‘They Won’t Change Our Way of Life’ – France Bans Big Screen Zones for World Cup Fans Due to Terror Threat

AP Photo/Remy de la Mauviniere

The French government has banned ‘big screen zones’ for football fans to watch World Cup 2018 matches due to the ongoing terror threat — casting further doubt over Western governments’ claims that they are not allowing radical Islam to “change our way of life”.

“I remind all publicly-elected officials of the fact that ‘big screen’ zones are completely forbidden in public spaces,” the interior ministry declared in a statement reported by the Metro.

“In the current climate of terrorist threats, the security procedures used at the last European Championship must be deployed again, with the same degree of efficiency.”

A football match between France and Germany at the Stade de France in Paris was targeted by three suicide bombers in November 2015, followed by a series of shootings and one suicide bombing in several cafés and restaurants, and capped by the Bataclan theatre massacre.

The German team ended up having to sleep at the stadium — with French players joining them in a show of solidarity — because it was deemed unsafe for them to attempt to return to their hotel while the attack was unfolding.

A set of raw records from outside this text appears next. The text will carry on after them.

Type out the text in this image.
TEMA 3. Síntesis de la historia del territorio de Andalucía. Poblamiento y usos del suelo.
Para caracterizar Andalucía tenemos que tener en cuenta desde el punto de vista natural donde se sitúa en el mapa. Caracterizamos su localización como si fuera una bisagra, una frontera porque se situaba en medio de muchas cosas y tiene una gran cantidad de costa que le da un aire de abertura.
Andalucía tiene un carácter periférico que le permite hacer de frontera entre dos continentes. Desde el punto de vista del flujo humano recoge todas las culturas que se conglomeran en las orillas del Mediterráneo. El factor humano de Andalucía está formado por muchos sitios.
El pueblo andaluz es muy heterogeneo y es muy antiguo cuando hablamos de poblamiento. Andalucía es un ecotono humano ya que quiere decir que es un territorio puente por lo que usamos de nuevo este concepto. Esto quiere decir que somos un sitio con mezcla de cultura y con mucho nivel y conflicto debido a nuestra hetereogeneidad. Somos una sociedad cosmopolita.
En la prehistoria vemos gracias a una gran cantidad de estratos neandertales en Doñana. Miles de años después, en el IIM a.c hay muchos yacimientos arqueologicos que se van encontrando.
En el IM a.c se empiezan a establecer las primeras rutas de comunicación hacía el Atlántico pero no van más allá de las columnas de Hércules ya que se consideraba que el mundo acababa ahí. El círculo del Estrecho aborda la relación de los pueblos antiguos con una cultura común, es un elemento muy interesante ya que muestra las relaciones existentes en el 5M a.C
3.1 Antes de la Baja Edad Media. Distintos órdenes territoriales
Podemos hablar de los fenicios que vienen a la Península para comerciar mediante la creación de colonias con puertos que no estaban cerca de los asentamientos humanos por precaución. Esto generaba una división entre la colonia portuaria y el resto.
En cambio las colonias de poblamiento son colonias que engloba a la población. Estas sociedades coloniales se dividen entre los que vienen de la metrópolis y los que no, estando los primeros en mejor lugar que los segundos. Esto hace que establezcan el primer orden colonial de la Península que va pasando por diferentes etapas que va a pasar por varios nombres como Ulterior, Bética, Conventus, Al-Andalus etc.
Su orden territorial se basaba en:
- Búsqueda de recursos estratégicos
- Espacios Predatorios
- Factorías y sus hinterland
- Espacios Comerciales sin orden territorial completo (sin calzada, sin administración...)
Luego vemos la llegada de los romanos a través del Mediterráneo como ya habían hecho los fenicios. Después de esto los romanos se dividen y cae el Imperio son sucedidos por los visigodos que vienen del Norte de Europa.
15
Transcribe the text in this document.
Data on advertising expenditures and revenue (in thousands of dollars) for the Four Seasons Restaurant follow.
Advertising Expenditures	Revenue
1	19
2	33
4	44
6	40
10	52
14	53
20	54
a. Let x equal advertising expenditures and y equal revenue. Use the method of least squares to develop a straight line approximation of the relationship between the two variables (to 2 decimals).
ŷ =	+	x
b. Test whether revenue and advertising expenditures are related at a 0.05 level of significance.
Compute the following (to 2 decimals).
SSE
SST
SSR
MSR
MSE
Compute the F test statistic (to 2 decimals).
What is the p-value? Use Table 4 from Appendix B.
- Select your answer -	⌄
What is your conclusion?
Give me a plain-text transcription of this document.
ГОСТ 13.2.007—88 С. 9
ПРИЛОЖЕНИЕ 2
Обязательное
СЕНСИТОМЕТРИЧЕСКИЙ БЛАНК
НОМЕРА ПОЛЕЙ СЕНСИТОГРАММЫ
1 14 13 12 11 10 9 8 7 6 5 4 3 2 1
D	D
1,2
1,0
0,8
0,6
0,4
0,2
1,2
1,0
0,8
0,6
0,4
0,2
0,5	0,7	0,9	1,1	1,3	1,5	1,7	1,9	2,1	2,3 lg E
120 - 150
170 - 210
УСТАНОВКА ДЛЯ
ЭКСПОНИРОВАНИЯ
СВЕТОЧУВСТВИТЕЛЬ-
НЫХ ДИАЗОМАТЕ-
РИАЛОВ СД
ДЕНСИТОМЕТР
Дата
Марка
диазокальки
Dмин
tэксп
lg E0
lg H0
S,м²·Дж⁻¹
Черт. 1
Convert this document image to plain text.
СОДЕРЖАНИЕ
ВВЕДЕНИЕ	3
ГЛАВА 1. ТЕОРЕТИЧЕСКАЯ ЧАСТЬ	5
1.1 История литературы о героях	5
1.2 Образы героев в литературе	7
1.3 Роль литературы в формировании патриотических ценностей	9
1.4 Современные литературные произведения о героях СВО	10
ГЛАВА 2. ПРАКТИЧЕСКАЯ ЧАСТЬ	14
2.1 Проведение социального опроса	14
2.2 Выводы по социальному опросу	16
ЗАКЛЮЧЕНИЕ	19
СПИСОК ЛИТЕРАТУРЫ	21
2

The terror threat does not appear to have declined, with the number of people on the Terrorist Prevention and Radicalisation Reporting File (FSPRT) rising by 60 per cent since 2015, and the list of terror attacks growing longer and longer.

The most severe was a lorry attack on the southern city of Nice in July 2016, in which some 434 people were mowed down by Tunisian migrant Mohamed Lahouaiej-Bouhlel, before he was killed in an exchange of gunfire with regular police who drew their sidearms. 86 of the victims died.

The most recent were the Carcassone and Trèbes attack in March 2018, in which Moroccan migrant Redouane Lakdim murdered four people — including senior gendarmerie officer Arnaud Beltrame, who had volunteered himself as a hostage in exchange for a woman Lakdim had taken prisoner — and the May 12th knife attack in Paris, in which Chechen migrant Khamzat Azimov killed one and injured four.